I love it when terminology jumps categories. I love it when an insider term from a niche group becomes accepted and used by the mainstream.
It feels like that is just starting to happen with the phrase “managed retreat.”
I’ve written before about the postitive elements and negative challenges associated with jargon. Jargon is language or terms that both enable insiders to speak in an abbreviated form with each other but is also foreign enough that it can push non-insiders away.
“Is that TMDL part of the EIS?”
If you know what that means, you’re an enviro, an insider.
We all notice when others are speaking in shorthand that we don’t understand. Sometimes we even get mad about it. Can’t they just speak English so we can all understand? It’s my belief that few of us know we speak without our own insiders-only jargon and yet we do.
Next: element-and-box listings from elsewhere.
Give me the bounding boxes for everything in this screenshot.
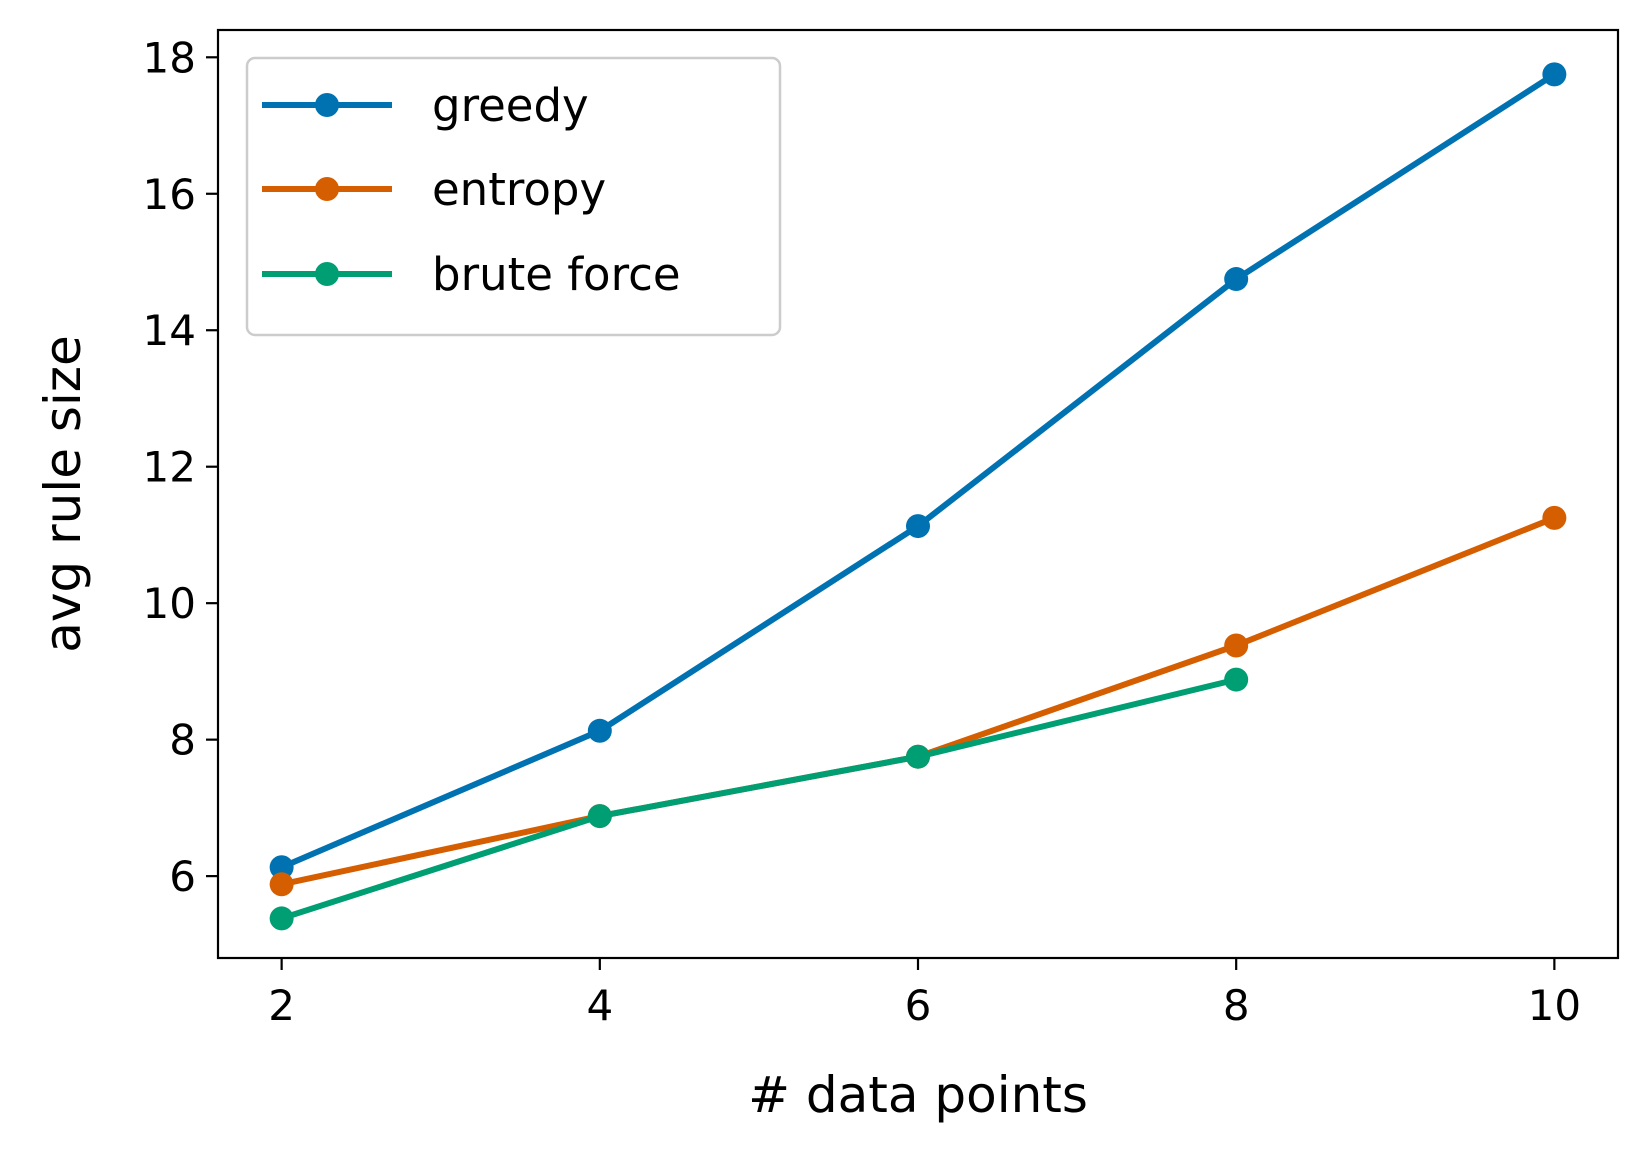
y-tick-label-8: 8 [169, 716, 196, 765]
legend-marker-greedy [315, 93, 339, 117]
legend-label-brute-force: brute force [432, 248, 681, 301]
point-entropy-x8 [1224, 633, 1249, 658]
legend-label-entropy: entropy [432, 163, 606, 216]
legend-entry-brute-force: brute force [262, 248, 681, 301]
series-line-entropy [278, 513, 1559, 888]
x-tick-label-4: 4 [586, 981, 613, 1030]
legend-marker-brute-force [315, 262, 339, 286]
series-brute-force [269, 667, 1249, 931]
y-tick-label-14: 14 [143, 306, 196, 355]
point-greedy-x4 [587, 718, 612, 743]
point-greedy-x6 [906, 514, 930, 539]
legend-marker-entropy [315, 177, 339, 201]
x-tick-label-10: 10 [1528, 981, 1581, 1030]
y-axis-label: avg rule size [34, 335, 92, 653]
y-tick-label-16: 16 [143, 170, 196, 219]
x-tick-label-8: 8 [1223, 981, 1250, 1030]
legend-box [245, 56, 782, 337]
x-tick-label-6: 6 [905, 981, 932, 1030]
y-tick-label-12: 12 [143, 443, 196, 492]
point-greedy-x10 [1542, 62, 1567, 87]
y-tick-label-18: 18 [143, 33, 196, 82]
point-brute-force-x8 [1224, 667, 1249, 692]
legend-entry-greedy: greedy [262, 79, 589, 132]
x-axis-label: # data points [748, 1066, 1088, 1124]
point-entropy-x10 [1542, 505, 1567, 530]
legend: greedy entropy brute force [245, 56, 782, 337]
x-tick-label-2: 2 [268, 981, 295, 1030]
legend-entry-entropy: entropy [262, 163, 606, 216]
series-line-brute-force [277, 675, 1240, 923]
y-tick-label-10: 10 [143, 579, 196, 628]
legend-label-greedy: greedy [432, 79, 589, 132]
point-brute-force-x2 [269, 906, 294, 931]
legend-entries: greedy entropy brute force [262, 79, 681, 301]
point-greedy-x2 [269, 855, 294, 880]
point-brute-force-x4 [587, 804, 612, 829]
series-entropy [269, 505, 1567, 897]
point-entropy-x2 [269, 872, 294, 897]
x-axis: 2 4 6 8 10 [268, 958, 1581, 1030]
y-axis: 6 8 10 12 14 16 18 [143, 33, 218, 901]
series-greedy [269, 62, 1567, 880]
point-greedy-x8 [1224, 267, 1249, 292]
point-brute-force-x6 [906, 744, 930, 769]
series-layer [269, 62, 1567, 931]
y-tick-label-6: 6 [169, 852, 196, 901]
I’ve noticed this tension over the years because I came from one world (technology) and entered another world (nonprofit/ environmentalism). I can see people glaze over when phrases like LAMP come up and see others drift off into anther world when the term accretion is used.
Which brings me to the image on the left: Vanity Fair and the term “managed retreat.”
Vanity Fair recent wrote a great piece on the subject of managed retreat. That, by itself, is noteworthy. It’s a Vanity Fair piece, so it’s not about hardened coastal structures (see that jargon?) per se. It’s about Steven Spielberg, Dustin Hoffman and Barbara Streisand’s $100M Malibu beach lot.
I realize that it’s not the first time a mainstream publication has taken on a complex topic and sprinkled it with celebrities to make it interesting. Still, I find it noteworthy that the phrase “managed retreat” made it into this article as much as it did. In fact, managed retreat is the central theme of the piece. What do we do when the oceans rise? We retreat, in a managed fashion.
Here is Surfrider’s formal definition/description of managed retreat. It’s 3,100 words. It’s what I call “wonkspeak.” It’s our most accurate version of what that term means.
Here is a photo my daughter took 30 days ago. It suggests why those 3,100 words matter.
We’re happy to see managed retreat making the jump into the mainstream. Now let’s work together to address what it actually calls for.